>>10919
Thanks for the detailed, thoughtful post OP. Quite helpful. I particularly like the fact you've taken the time to break out some of the hardware & software considerations. While I subscribe to the general concepts behind the
Unix Philosophy, I also realize that -- particularly in a hard-realtime embedded environment of a robowaifu, that such modular and clearly-demarcated software systems is neither efficient, nor economical, nor even
practical, by-and-large.
The real world often has a way of dictating terms to
us humans like that, not the other way round heh. :^) This is certainly a very complicated problem, and fundamental constraints like functionality, performance, and cost must form the basics of our approaches if we hope to succeed at this. If we can manage all that and still utilize <insert Anon's favorite licensing & modular partitioning scheme here>, then all the better.

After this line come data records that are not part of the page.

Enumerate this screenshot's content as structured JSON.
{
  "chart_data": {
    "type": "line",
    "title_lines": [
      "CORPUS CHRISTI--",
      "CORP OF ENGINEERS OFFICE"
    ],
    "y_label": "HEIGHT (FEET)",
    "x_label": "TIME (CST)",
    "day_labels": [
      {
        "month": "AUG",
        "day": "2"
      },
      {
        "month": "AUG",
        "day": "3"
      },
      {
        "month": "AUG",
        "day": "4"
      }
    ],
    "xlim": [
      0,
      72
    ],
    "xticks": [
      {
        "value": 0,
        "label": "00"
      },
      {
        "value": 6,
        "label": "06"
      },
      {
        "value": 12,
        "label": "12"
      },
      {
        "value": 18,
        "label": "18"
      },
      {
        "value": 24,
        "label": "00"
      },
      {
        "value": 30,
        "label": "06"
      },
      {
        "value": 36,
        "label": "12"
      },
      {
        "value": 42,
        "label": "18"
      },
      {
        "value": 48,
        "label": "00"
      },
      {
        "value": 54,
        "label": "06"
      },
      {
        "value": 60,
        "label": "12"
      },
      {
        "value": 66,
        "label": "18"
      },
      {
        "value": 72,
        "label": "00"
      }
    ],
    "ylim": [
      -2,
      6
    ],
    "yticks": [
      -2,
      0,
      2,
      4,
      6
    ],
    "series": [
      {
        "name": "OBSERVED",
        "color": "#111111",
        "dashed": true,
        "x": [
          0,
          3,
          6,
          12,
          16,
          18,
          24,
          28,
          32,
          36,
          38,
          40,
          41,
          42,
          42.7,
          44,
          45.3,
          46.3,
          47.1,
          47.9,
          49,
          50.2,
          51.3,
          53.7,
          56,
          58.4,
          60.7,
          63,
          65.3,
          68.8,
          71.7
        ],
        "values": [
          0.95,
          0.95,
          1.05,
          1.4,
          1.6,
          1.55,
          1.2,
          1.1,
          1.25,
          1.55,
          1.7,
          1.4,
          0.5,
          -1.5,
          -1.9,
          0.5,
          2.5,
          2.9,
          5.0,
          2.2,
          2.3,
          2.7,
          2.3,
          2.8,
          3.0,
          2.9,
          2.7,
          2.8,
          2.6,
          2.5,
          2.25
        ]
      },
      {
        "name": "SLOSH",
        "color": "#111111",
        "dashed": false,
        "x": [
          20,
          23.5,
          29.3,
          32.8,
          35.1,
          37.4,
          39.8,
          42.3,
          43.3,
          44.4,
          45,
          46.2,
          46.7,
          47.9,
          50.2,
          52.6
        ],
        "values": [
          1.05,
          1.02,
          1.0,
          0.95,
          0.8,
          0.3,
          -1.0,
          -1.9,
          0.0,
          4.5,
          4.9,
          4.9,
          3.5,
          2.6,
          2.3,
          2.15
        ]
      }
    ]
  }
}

It's definitely a complex topic, not one simply cut-and-dried.
Also, the term
>sufficiently
-as in "...when another project sufficiently relies on the functionality..." raises a red-flag for me.
If you feel inclined, we could use a more clear specification regarding this term. 'More clear' as in; 'How do we protect ourselves from the inevitable attacks against us, that this vague term will be abused to accomplish?' .
I think licenses that are explicitly intended to free the IP to the extent humanly possible are by far our safest route here. To wit, the ones intended to grant the licensors themselves the greatest leeway possible. Namely, (BSD/Apache/MIT-like). Ones that take a leftist, ideologue type of approach to the topic, one intended to control everyone and everything around them, namely (GPL-like), are IMO much, much more likely to be used against us and to the detriment of the robowaifu movement overall.
I realize I'm quite biased here. I can assure you that it's not a casual choice either, for whatever that's worth. Remember, these lawyers are very
definitely not our friends; they are much more likely to be used as tools and pawns, intended in their usage to subvert and destroy any open-source robowaifu movement. After all, just ask yourself -- who is paying these people anyway?
Also, would you care to spell out in further detail the terms 'strong license' and 'weaker license' if you would please?
Again, thanks for the work and helping everyone understand things better.